Berlin, Mai 2009. Wie wird man Übersetzerin von Theaterstücken? – Für die wenigsten scheint dies Berufsziel gewesen zu sein, so auch für mich. Die meisten von uns sind Quereinsteiger, viele kommen aus anderen Theaterbereichen, sind Dramaturgen, selber Autoren oder haben andere Theatererfahrung. Viele übersetzen als zweites, drittes oder viertes Standbein zusätzlich zu anderen Tätigkeiten. Manche haben lange in dem Land gelebt, dessen Sprache sie übersetzen, andere nicht. Manche sind selber Autoren und haben einen eigenen kreativen Umgang mit Sprache. Das führt dazu, dass wir ÜbersetzerInnen unterschiedliche Stärken und Schwächen haben – nicht jeder Übersetzer passt zu jedem Stück und umgekehrt.

Ich selber habe an der University of Bristol den Studiengang "Drama – Theatre, Film & Television" absolviert und bin 1995 nach fünf Jahren in England nach Deutschland zurückgekehrt, um Theater zu machen und davon nach Möglichkeit auch zu leben. Ich war (und bin) Dramaturgin, Regisseurin und Produktionsleiterin an festen Häusern wie auch bei freien Gruppen und habe zwei Jahre lang für das internationale Festival Theaterformen gearbeitet.

Meine erste Frage ist: Wie schnell muss die Übersetzung fertig sein?
Seit dem Jahr 2000 arbeite ich regelmäßig als Übersetzerin vom Englischen ins Deutsche, hauptsächlich von Theaterstücken und -texten, aber ich nehme auch andere Aufträge an. Ich habe damals über einen guten Bekannten Kontakt zum Rowohlt Theater Verlag bekommen, eine Probeübersetzung angefertigt und wurde auf die Übersetzerliste gesetzt. Ein halbes Jahr später bekam ich den ersten Auftrag, seitdem übersetze ich pro Jahr ein bis zwei Stücke für Rowohlt. Im Laufe der Zeit kamen durch Empfehlungen andere Auftraggeber hinzu: der Berliner Stückemarkt, der Kaiser Verlag in Wien, der Verlag Theater der Zeit. Seit ein paar Jahren bereite ich auch Übertitelungen für Festivals vor.

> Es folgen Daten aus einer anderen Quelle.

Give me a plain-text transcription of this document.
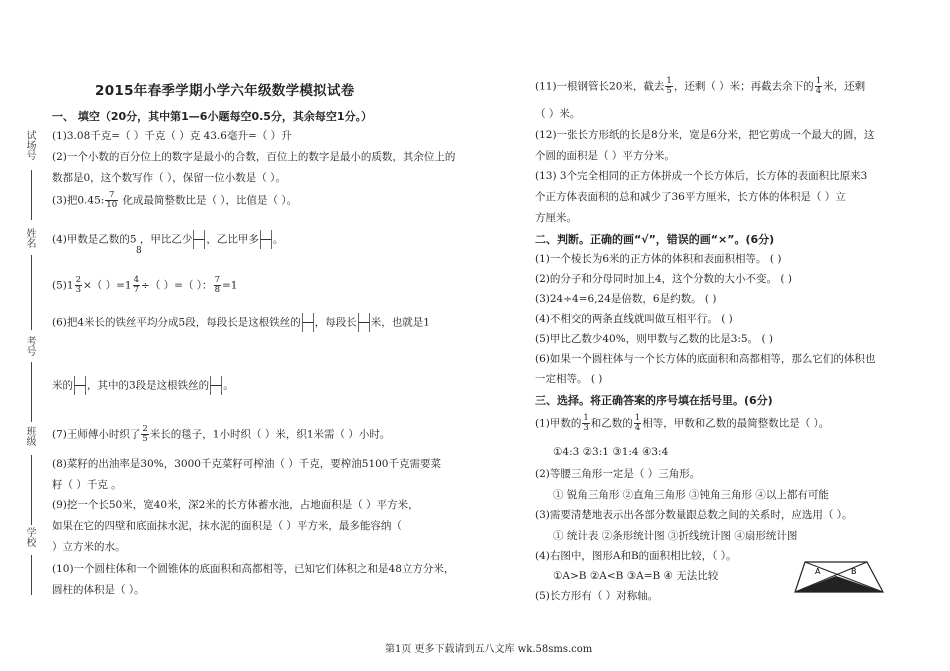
试场号
姓名
考号
班级
学校
2015年春季学期小学六年级数学模拟试卷
一、 填空（20分，其中第1—6小题每空0.5分，其余每空1分。）
(1)3.08千克=（ ）千克（ ）克 43.6毫升=（ ）升
(2)一个小数的百分位上的数字是最小的合数，百位上的数字是最小的质数，其余位上的
数都是0，这个数写作（ ），保留一位小数是（ ）。
(3)把0.45: $\frac{7}{10}$ 化成最简整数比是（ ），比值是（ ）。
(4)甲数是乙数的5 ，甲比乙少 ，乙比甲多 。
8
$(5)1 \frac{2}{3}$ ×（ ）$=1 \frac{4}{7}$ ÷（ ）=（ ）： $\frac{7}{8} =1$
(6)把4米长的铁丝平均分成5段，每段长是这根铁丝的 ，每段长 米，也就是1
米的 ，其中的3段是这根铁丝的 。
(7)王师傅小时织了 $\frac{2}{5}$ 米长的毯子，1小时织（ ）米，织1米需（ ）小时。
(8)菜籽的出油率是30%，3000千克菜籽可榨油（ ）千克，要榨油5100千克需要菜
籽（ ）千克 。
(9)挖一个长50米，宽40米，深2米的长方体蓄水池，占地面积是（ ）平方米，
如果在它的四壁和底面抹水泥，抹水泥的面积是（ ）平方米，最多能容纳（
）立方米的水。
(10)一个圆柱体和一个圆锥体的底面积和高都相等，已知它们体积之和是48立方分米，
圆柱的体积是（ ）。
(11)一根钢管长20米，截去 $\frac{1}{5}$ ，还剩（ ）米；再截去余下的 $\frac{1}{4}$ 米，还剩
（ ）米。
(12)一张长方形纸的长是8分米，宽是6分米，把它剪成一个最大的圆，这
个圆的面积是（ ）平方分米。
(13) 3个完全相同的正方体拼成一个长方体后，长方体的表面积比原来3
个正方体表面积的总和减少了36平方厘米，长方体的体积是（ ）立
方厘米。
二、判断。正确的画“√”，错误的画“×”。(6分)
(1)一个棱长为6米的正方体的体积和表面积相等。 ( )
(2)的分子和分母同时加上4，这个分数的大小不变。 ( )
(3)24÷4=6,24是倍数，6是约数。 ( )
(4)不相交的两条直线就叫做互相平行。 ( )
(5)甲比乙数少40%，则甲数与乙数的比是3:5。 ( )
(6)如果一个圆柱体与一个长方体的底面积和高都相等，那么它们的体积也
一定相等。 ( )
三、选择。将正确答案的序号填在括号里。(6分)
(1)甲数的 $\frac{1}{3}$ 和乙数的 $\frac{1}{4}$ 相等，甲数和乙数的最简整数比是（ ）。
①4:3 ②3:1 ③1:4 ④3:4
(2)等腰三角形一定是（ ）三角形。
① 锐角三角形 ②直角三角形 ③钝角三角形 ④以上都有可能
(3)需要清楚地表示出各部分数量跟总数之间的关系时，应选用（ ）。
① 统计表 ②条形统计图 ③折线统计图 ④扇形统计图
(4)右图中，图形A和B的面积相比较，（ ）。
①A>B ②A<B ③A=B ④ 无法比较
(5)长方形有（ ）对称轴。
A	B
第1页 更多下载请到五八文库 wk.58sms.com
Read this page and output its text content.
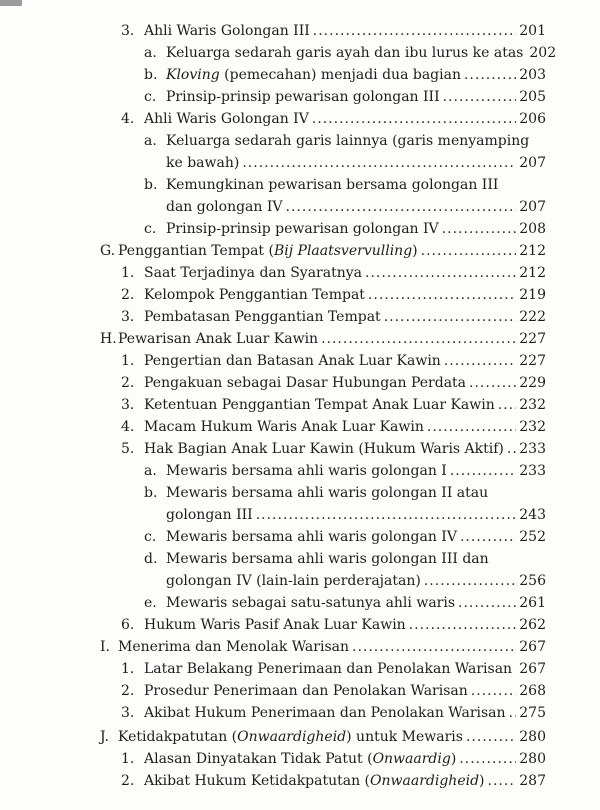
3. Ahli Waris Golongan III .....	201
a. Keluarga sedarah garis ayah dan ibu lurus ke atas 202
b. Kloving (pemecahan) menjadi dua bagian .....	203
c. Prinsip-prinsip pewarisan golongan III .....	205
4. Ahli Waris Golongan IV .....	206
a. Keluarga sedarah garis lainnya (garis menyamping
ke bawah) .....	207
b. Kemungkinan pewarisan bersama golongan III
dan golongan IV .....	207
c. Prinsip-prinsip pewarisan golongan IV .....	208
G. Penggantian Tempat (Bij Plaatsvervulling) .....	212
1. Saat Terjadinya dan Syaratnya .....	212
2. Kelompok Penggantian Tempat .....	219
3. Pembatasan Penggantian Tempat .....	222
H. Pewarisan Anak Luar Kawin .....	227
1. Pengertian dan Batasan Anak Luar Kawin .....	227
2. Pengakuan sebagai Dasar Hubungan Perdata .....	229
3. Ketentuan Penggantian Tempat Anak Luar Kawin ..... 232
4. Macam Hukum Waris Anak Luar Kawin .....	232
5. Hak Bagian Anak Luar Kawin (Hukum Waris Aktif) ..... 233
a. Mewaris bersama ahli waris golongan I .....	233
b. Mewaris bersama ahli waris golongan II atau
golongan III .....	243
c. Mewaris bersama ahli waris golongan IV .....	252
d. Mewaris bersama ahli waris golongan III dan
golongan IV (lain-lain perderajatan) .....	256
e. Mewaris sebagai satu-satunya ahli waris .....	261
6. Hukum Waris Pasif Anak Luar Kawin .....	262
I. Menerima dan Menolak Warisan .....	267
1. Latar Belakang Penerimaan dan Penolakan Warisan ..... 267
2. Prosedur Penerimaan dan Penolakan Warisan .....	268
3. Akibat Hukum Penerimaan dan Penolakan Warisan ..... 275
J. Ketidakpatutan (Onwaardigheid) untuk Mewaris .....	280
1. Alasan Dinyatakan Tidak Patut (Onwaardig) .....	280
2. Akibat Hukum Ketidakpatutan (Onwaardigheid) ..... 287
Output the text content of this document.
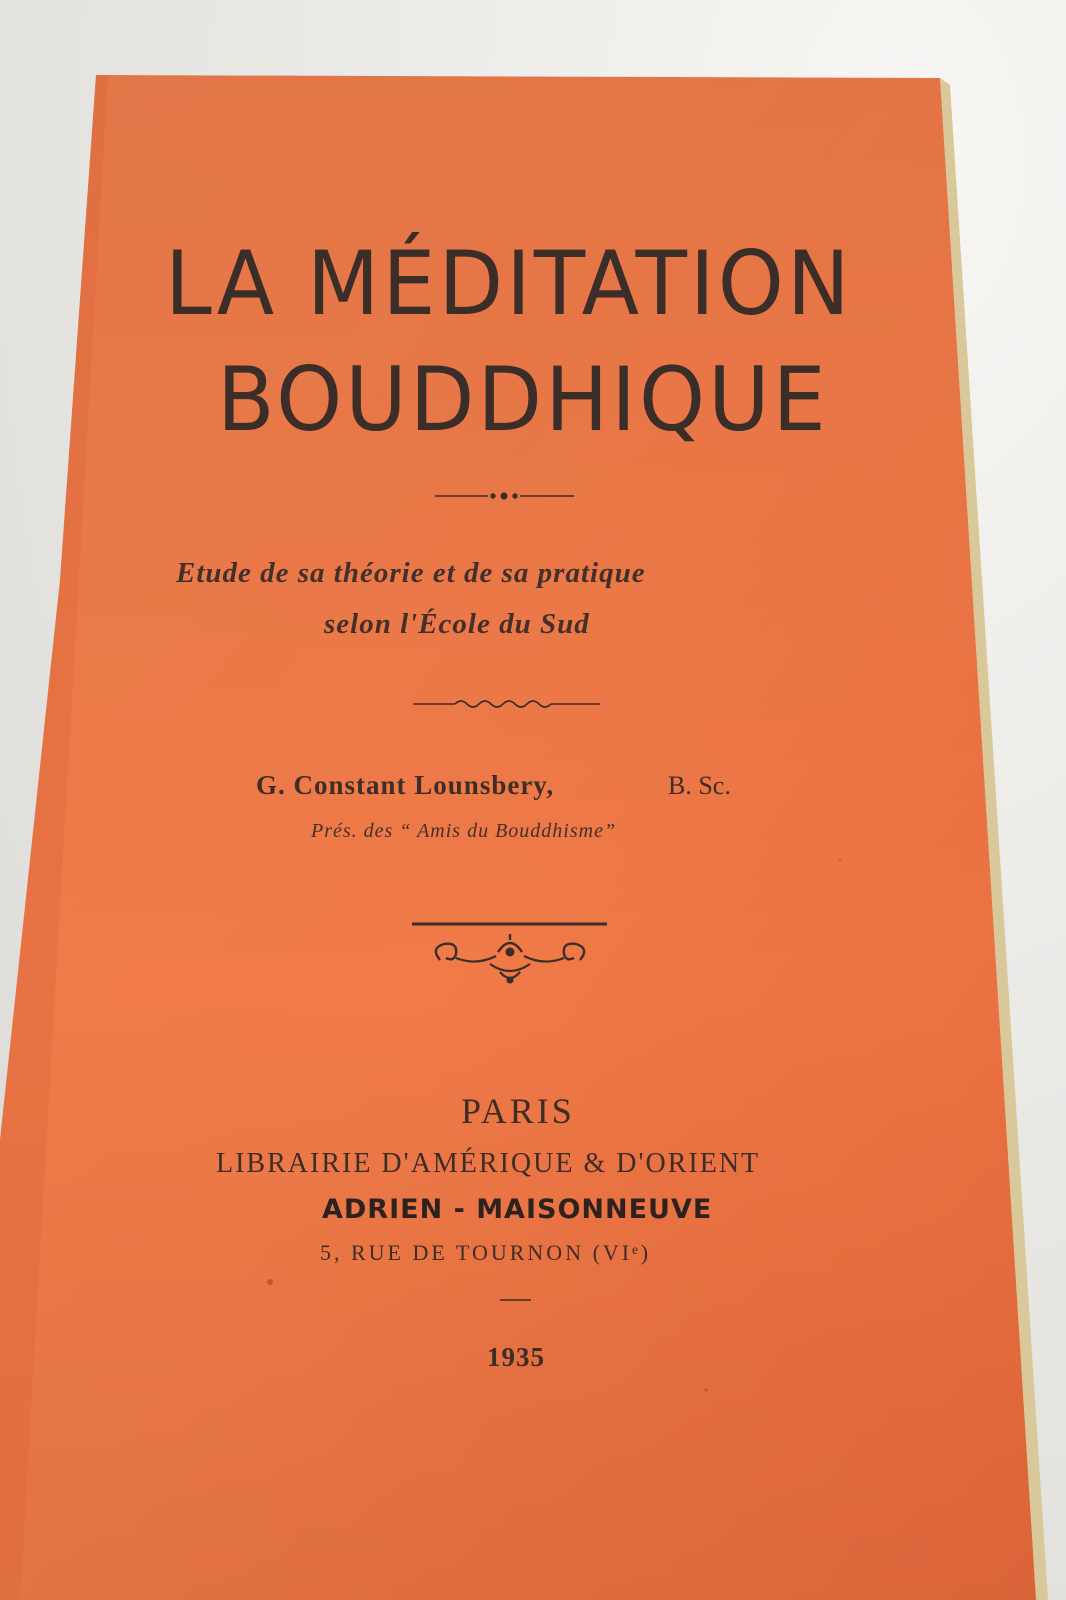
LA MÉDITATION
BOUDDHIQUE
Etude de sa théorie et de sa pratique
selon l'École du Sud
G. Constant Lounsbery,	B. Sc.
Prés. des “ Amis du Bouddhisme”
PARIS
LIBRAIRIE D'AMÉRIQUE & D'ORIENT
ADRIEN - MAISONNEUVE
5, RUE DE TOURNON (VIᵉ)
1935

Von Zeit zu Zeit klingelt also mein Handy, und ich werde gefragt, ob ich Zeit und Interesse hätte, eine Übersetzung zu übernehmen. Meine erste Frage ist dann, wie schnell die Übersetzung fertig sein muss. Kommt die Anfrage von einem Verlag, ist die deadline meistens recht großzügig bemessen und man hat circa drei Monate Zeit. Das ist hilfreich, wenn man freiberuflich arbeitet und manchmal noch fünf andere Tätigkeiten jonglieren muss – worüber man ja im Prinzip auch froh ist. Kommt der Anruf zum Beispiel vom Berliner Stückemarkt, hat man deutlich weniger Zeit, weil die Übersetzung auf Punkt fertig sein muss.

Dann bekommt man das Stück gemailt, man liest es und meldet sich zurück, um anzunehmen oder abzulehnen. Nimmt man die Übersetzung an, muss nun das Honorar verhandelt werden. Bei den Verlagen sind die Konditionen unterschiedlich: Man erhält zunächst ein Grundhonorar für die Übersetzung. Bei manchen Verlagen ist es dann so, dass das Stück den Grundbetrag erst wieder einspielen muss, bevor der Verlag Tantiemen auszahlt.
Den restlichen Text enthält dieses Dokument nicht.